Vrijheid, veiligheid en vertrouwen
In Speel het spel reikt Ellis Bartholomeus je handvatten aan om zelf aan de slag te gaan met gamification. Ze heeft twintig jaar ervaring als spelontwikkelaar en weet als geen ander hoe spellen in elkaar zitten en wat je ermee kunt bereiken. Ze laat zien hoe verschillende spellen, verschillende doeleinden kunnen dienen: van het aanleren van bepaalde vaardigheden tot en met het ontwikkelen van je empathisch vermogen. Vrijheid, veiligheid en vertrouwen zijn daarbij de randvoorwaarden voor succes.
Korte of lange termijn?
We maken korte- en langetermijndoelen, maar de laatste zijn vaak abstract of zelfs vaag zichtbaar aan de horizon, ver weg, zoals: ‘Ik wil lang en gezond leven’. We worden wel continu geconfronteerd met kortetermijnkeuzes. Zal ik op deze mooie avond een heerlijk glas wijn drinken met goede vrienden of maak ik mijn werk af? De directe beloning om nú tevreden te zijn is veel dichterbij dan het abstracte doel in de verte. We kunnen onze ambitieuze doelstelling op lange termijn vervangen door een eenvoudig te bereiken doel dat directe voldoening biedt. Maar is dat slim?

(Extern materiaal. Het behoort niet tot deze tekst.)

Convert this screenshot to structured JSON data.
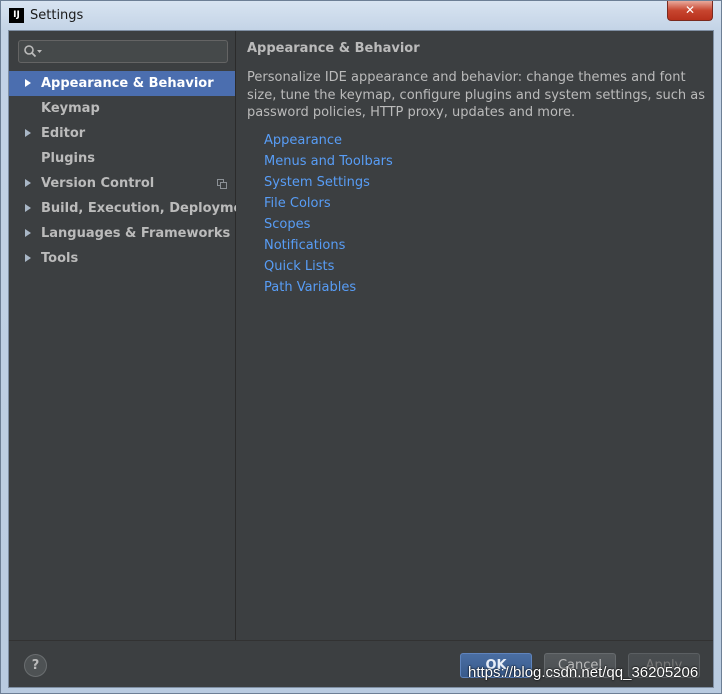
{
  "window": {
    "title": "Settings",
    "app_icon_text": "IJ",
    "close_symbol": "✕"
  },
  "search": {
    "value": "",
    "placeholder": ""
  },
  "sidebar": {
    "items": [
      {
        "label": "Appearance & Behavior",
        "expandable": true,
        "selected": true
      },
      {
        "label": "Keymap",
        "expandable": false,
        "selected": false
      },
      {
        "label": "Editor",
        "expandable": true,
        "selected": false
      },
      {
        "label": "Plugins",
        "expandable": false,
        "selected": false
      },
      {
        "label": "Version Control",
        "expandable": true,
        "selected": false,
        "icon": "copy-icon"
      },
      {
        "label": "Build, Execution, Deployment",
        "expandable": true,
        "selected": false
      },
      {
        "label": "Languages & Frameworks",
        "expandable": true,
        "selected": false
      },
      {
        "label": "Tools",
        "expandable": true,
        "selected": false
      }
    ]
  },
  "content": {
    "title": "Appearance & Behavior",
    "description": "Personalize IDE appearance and behavior: change themes and font size, tune the keymap, configure plugins and system settings, such as password policies, HTTP proxy, updates and more.",
    "links": [
      "Appearance",
      "Menus and Toolbars",
      "System Settings",
      "File Colors",
      "Scopes",
      "Notifications",
      "Quick Lists",
      "Path Variables"
    ]
  },
  "footer": {
    "help_label": "?",
    "ok_label": "OK",
    "cancel_label": "Cancel",
    "apply_label": "Apply"
  },
  "watermark": "https://blog.csdn.net/qq_36205206",
  "colors": {
    "background": "#3c3f41",
    "selection": "#4b6eaf",
    "link": "#589df6",
    "text": "#bbbbbb"
  }
}
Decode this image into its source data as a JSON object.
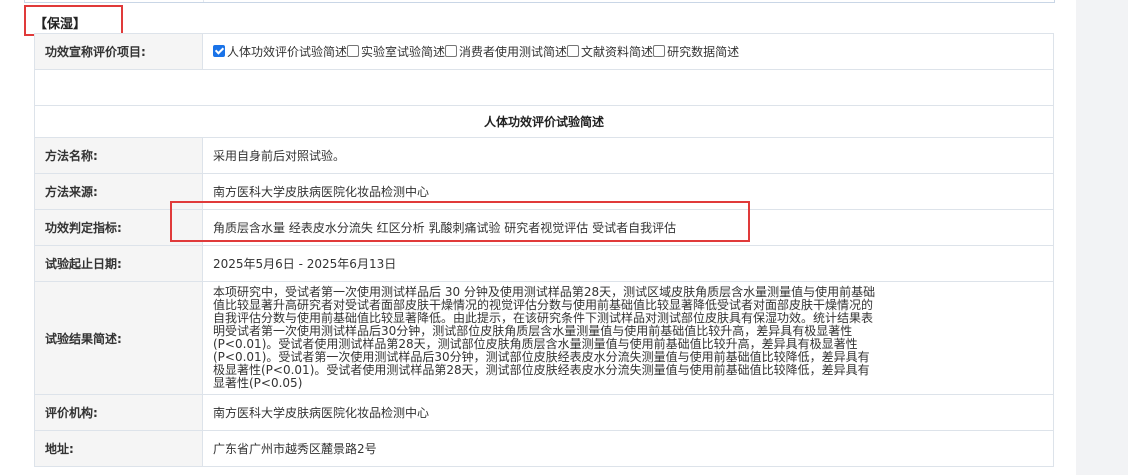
{
  "section": {
    "title": "【保湿】"
  },
  "claims": {
    "label": "功效宣称评价项目:",
    "options": [
      {
        "label": "人体功效评价试验简述",
        "checked": true
      },
      {
        "label": "实验室试验简述",
        "checked": false
      },
      {
        "label": "消费者使用测试简述",
        "checked": false
      },
      {
        "label": "文献资料简述",
        "checked": false
      },
      {
        "label": "研究数据简述",
        "checked": false
      }
    ]
  },
  "subsection": {
    "title": "人体功效评价试验简述"
  },
  "rows": {
    "method_name": {
      "label": "方法名称:",
      "value": "采用自身前后对照试验。"
    },
    "method_source": {
      "label": "方法来源:",
      "value": "南方医科大学皮肤病医院化妆品检测中心"
    },
    "indicators": {
      "label": "功效判定指标:",
      "value": "角质层含水量 经表皮水分流失 红区分析 乳酸刺痛试验 研究者视觉评估 受试者自我评估"
    },
    "dates": {
      "label": "试验起止日期:",
      "value": "2025年5月6日 - 2025年6月13日"
    },
    "results": {
      "label": "试验结果简述:",
      "value": "本项研究中，受试者第一次使用测试样品后 30 分钟及使用测试样品第28天，测试区域皮肤角质层含水量测量值与使用前基础值比较显著升高研究者对受试者面部皮肤干燥情况的视觉评估分数与使用前基础值比较显著降低受试者对面部皮肤干燥情况的自我评估分数与使用前基础值比较显著降低。由此提示，在该研究条件下测试样品对测试部位皮肤具有保湿功效。统计结果表明受试者第一次使用测试样品后30分钟，测试部位皮肤角质层含水量测量值与使用前基础值比较升高，差异具有极显著性(P<0.01)。受试者使用测试样品第28天，测试部位皮肤角质层含水量测量值与使用前基础值比较升高，差异具有极显著性(P<0.01)。受试者第一次使用测试样品后30分钟，测试部位皮肤经表皮水分流失测量值与使用前基础值比较降低，差异具有极显著性(P<0.01)。受试者使用测试样品第28天，测试部位皮肤经表皮水分流失测量值与使用前基础值比较降低，差异具有显著性(P<0.05)"
    },
    "institution": {
      "label": "评价机构:",
      "value": "南方医科大学皮肤病医院化妆品检测中心"
    },
    "address": {
      "label": "地址:",
      "value": "广东省广州市越秀区麓景路2号"
    }
  },
  "colors": {
    "highlight": "#e03a3a",
    "label_bg": "#f5f5f5",
    "border": "#dde3ea",
    "checkbox": "#1a73e8"
  }
}
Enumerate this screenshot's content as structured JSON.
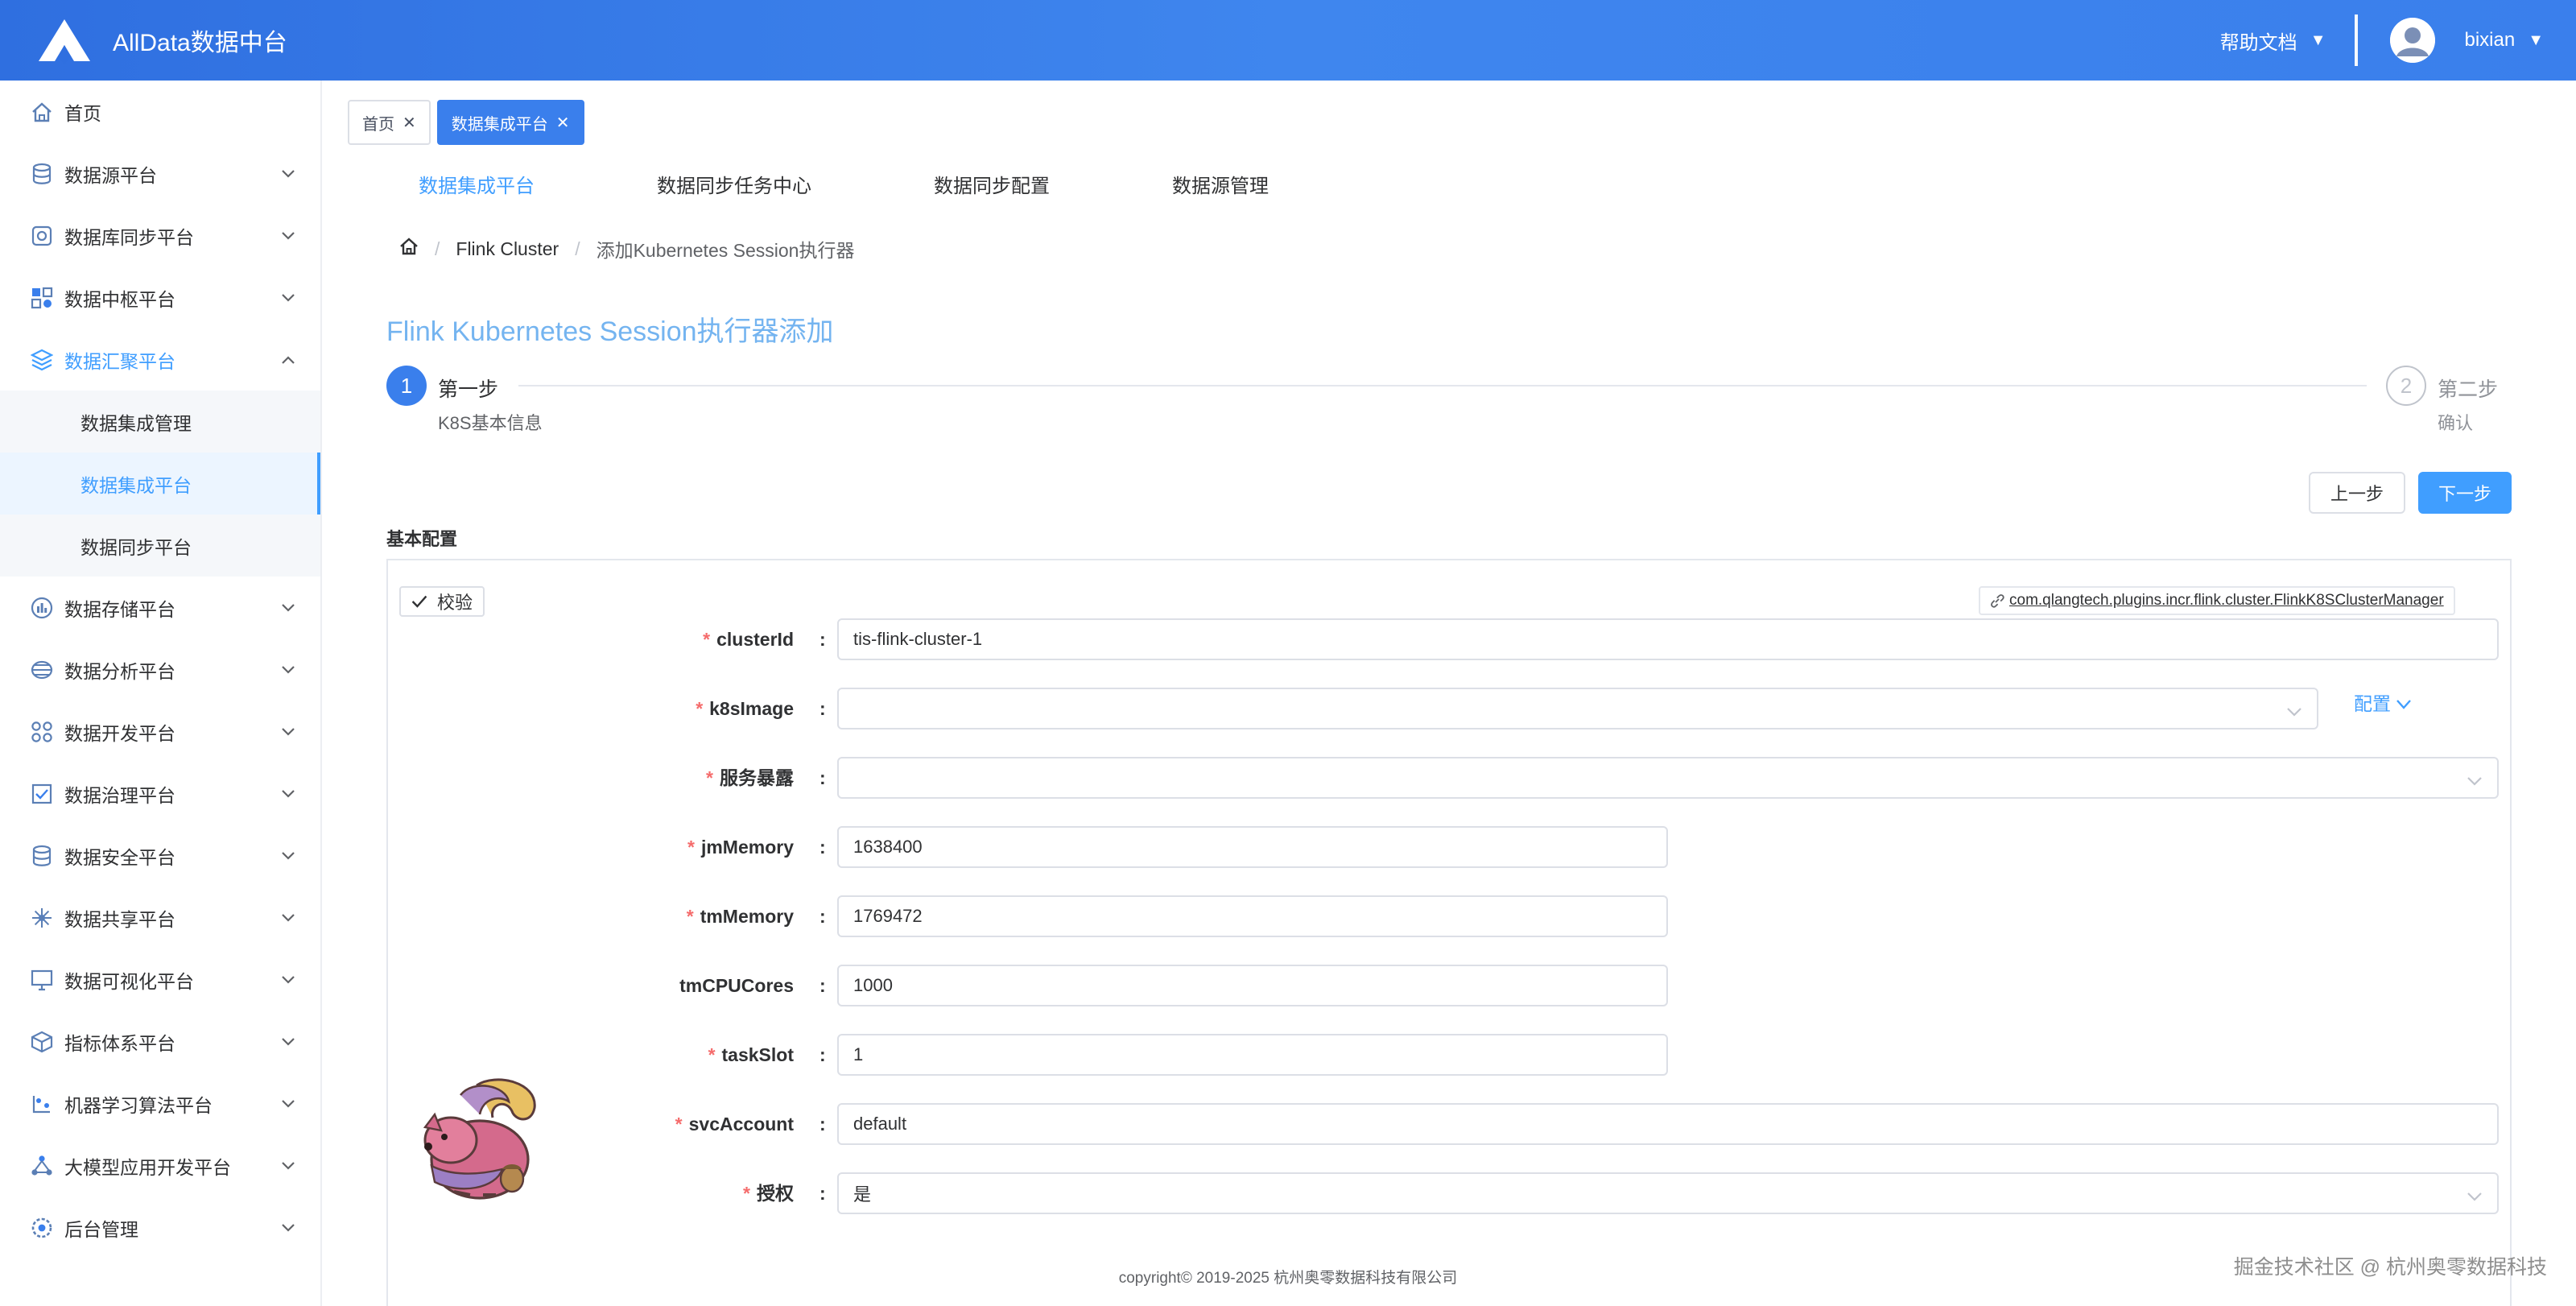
{
  "header": {
    "app_title": "AllData数据中台",
    "help_label": "帮助文档",
    "caret": "▼",
    "username": "bixian"
  },
  "sidebar": {
    "items": [
      {
        "label": "首页",
        "icon": "home-icon",
        "expandable": false
      },
      {
        "label": "数据源平台",
        "icon": "database-icon",
        "expandable": true
      },
      {
        "label": "数据库同步平台",
        "icon": "sync-icon",
        "expandable": true
      },
      {
        "label": "数据中枢平台",
        "icon": "hub-icon",
        "expandable": true
      },
      {
        "label": "数据汇聚平台",
        "icon": "layers-icon",
        "expandable": true,
        "open": true,
        "children": [
          {
            "label": "数据集成管理",
            "active": false
          },
          {
            "label": "数据集成平台",
            "active": true
          },
          {
            "label": "数据同步平台",
            "active": false
          }
        ]
      },
      {
        "label": "数据存储平台",
        "icon": "storage-icon",
        "expandable": true
      },
      {
        "label": "数据分析平台",
        "icon": "analysis-icon",
        "expandable": true
      },
      {
        "label": "数据开发平台",
        "icon": "dev-icon",
        "expandable": true
      },
      {
        "label": "数据治理平台",
        "icon": "governance-icon",
        "expandable": true
      },
      {
        "label": "数据安全平台",
        "icon": "security-icon",
        "expandable": true
      },
      {
        "label": "数据共享平台",
        "icon": "share-icon",
        "expandable": true
      },
      {
        "label": "数据可视化平台",
        "icon": "monitor-icon",
        "expandable": true
      },
      {
        "label": "指标体系平台",
        "icon": "cube-icon",
        "expandable": true
      },
      {
        "label": "机器学习算法平台",
        "icon": "ml-icon",
        "expandable": true
      },
      {
        "label": "大模型应用开发平台",
        "icon": "network-icon",
        "expandable": true
      },
      {
        "label": "后台管理",
        "icon": "settings-icon",
        "expandable": true
      }
    ]
  },
  "tabs": [
    {
      "label": "首页",
      "active": false
    },
    {
      "label": "数据集成平台",
      "active": true
    }
  ],
  "topnav": [
    {
      "label": "数据集成平台",
      "active": true
    },
    {
      "label": "数据同步任务中心",
      "active": false
    },
    {
      "label": "数据同步配置",
      "active": false
    },
    {
      "label": "数据源管理",
      "active": false
    }
  ],
  "breadcrumb": {
    "cluster": "Flink Cluster",
    "current": "添加Kubernetes Session执行器",
    "separator": "/"
  },
  "page_title": "Flink Kubernetes Session执行器添加",
  "steps": [
    {
      "number": "1",
      "title": "第一步",
      "desc": "K8S基本信息",
      "status": "active"
    },
    {
      "number": "2",
      "title": "第二步",
      "desc": "确认",
      "status": "wait"
    }
  ],
  "buttons": {
    "prev": "上一步",
    "next": "下一步"
  },
  "section_title": "基本配置",
  "form": {
    "check_label": "校验",
    "plugin_class": "com.qlangtech.plugins.incr.flink.cluster.FlinkK8SClusterManager",
    "config_label": "配置",
    "colon": ":",
    "required_mark": "*",
    "fields": [
      {
        "label": "clusterId",
        "value": "tis-flink-cluster-1",
        "required": true,
        "type": "text"
      },
      {
        "label": "k8sImage",
        "value": "",
        "required": true,
        "type": "select"
      },
      {
        "label": "服务暴露",
        "value": "",
        "required": true,
        "type": "select"
      },
      {
        "label": "jmMemory",
        "value": "1638400",
        "required": true,
        "type": "text"
      },
      {
        "label": "tmMemory",
        "value": "1769472",
        "required": true,
        "type": "text"
      },
      {
        "label": "tmCPUCores",
        "value": "1000",
        "required": false,
        "type": "text"
      },
      {
        "label": "taskSlot",
        "value": "1",
        "required": true,
        "type": "text"
      },
      {
        "label": "svcAccount",
        "value": "default",
        "required": true,
        "type": "text"
      },
      {
        "label": "授权",
        "value": "是",
        "required": true,
        "type": "select"
      }
    ]
  },
  "footer": "copyright© 2019-2025 杭州奥零数据科技有限公司",
  "watermark": "掘金技术社区 @ 杭州奥零数据科技",
  "colors": {
    "header": "#3a7fec",
    "accent": "#409eff",
    "title": "#74b4f0",
    "required": "#f56c6c"
  }
}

Het spel: voortdurend de volgende uitdaging aangaan
In games zijn de korte termijndoelen van de speler slim, of SMART (specifiek, meetbaar, acceptabel, realistisch, tijdgebonden). De feedbackloop biedt voorwaardelijke informatie over succes of falen, die onmiddellijk wordt gevierd met een beloning of een nieuwe kans om een uitdaging aan te gaan. De game nodigt je voortdurend uit om je volgende uitdaging aan te gaan. Als spelers leren we oorzaak en gevolg met elkaar te verbinden. We leren via feedback hoe een kleine actie (een correcte sprong of een goed doel) kan leiden tot het overwinnen van een obstakel en hoe elke actie resulteert in winst. Deze feedback kan de speler als vooruitgang herkennen om het spel te voltooien en zijn einddoel of de ‘eindbaas’ te ontmoeten. Bij veel videogames is the End-Boss de belangrijkste tegenstander van wie je aan het eind van het spel als climax de beslissende strijd moet winnen.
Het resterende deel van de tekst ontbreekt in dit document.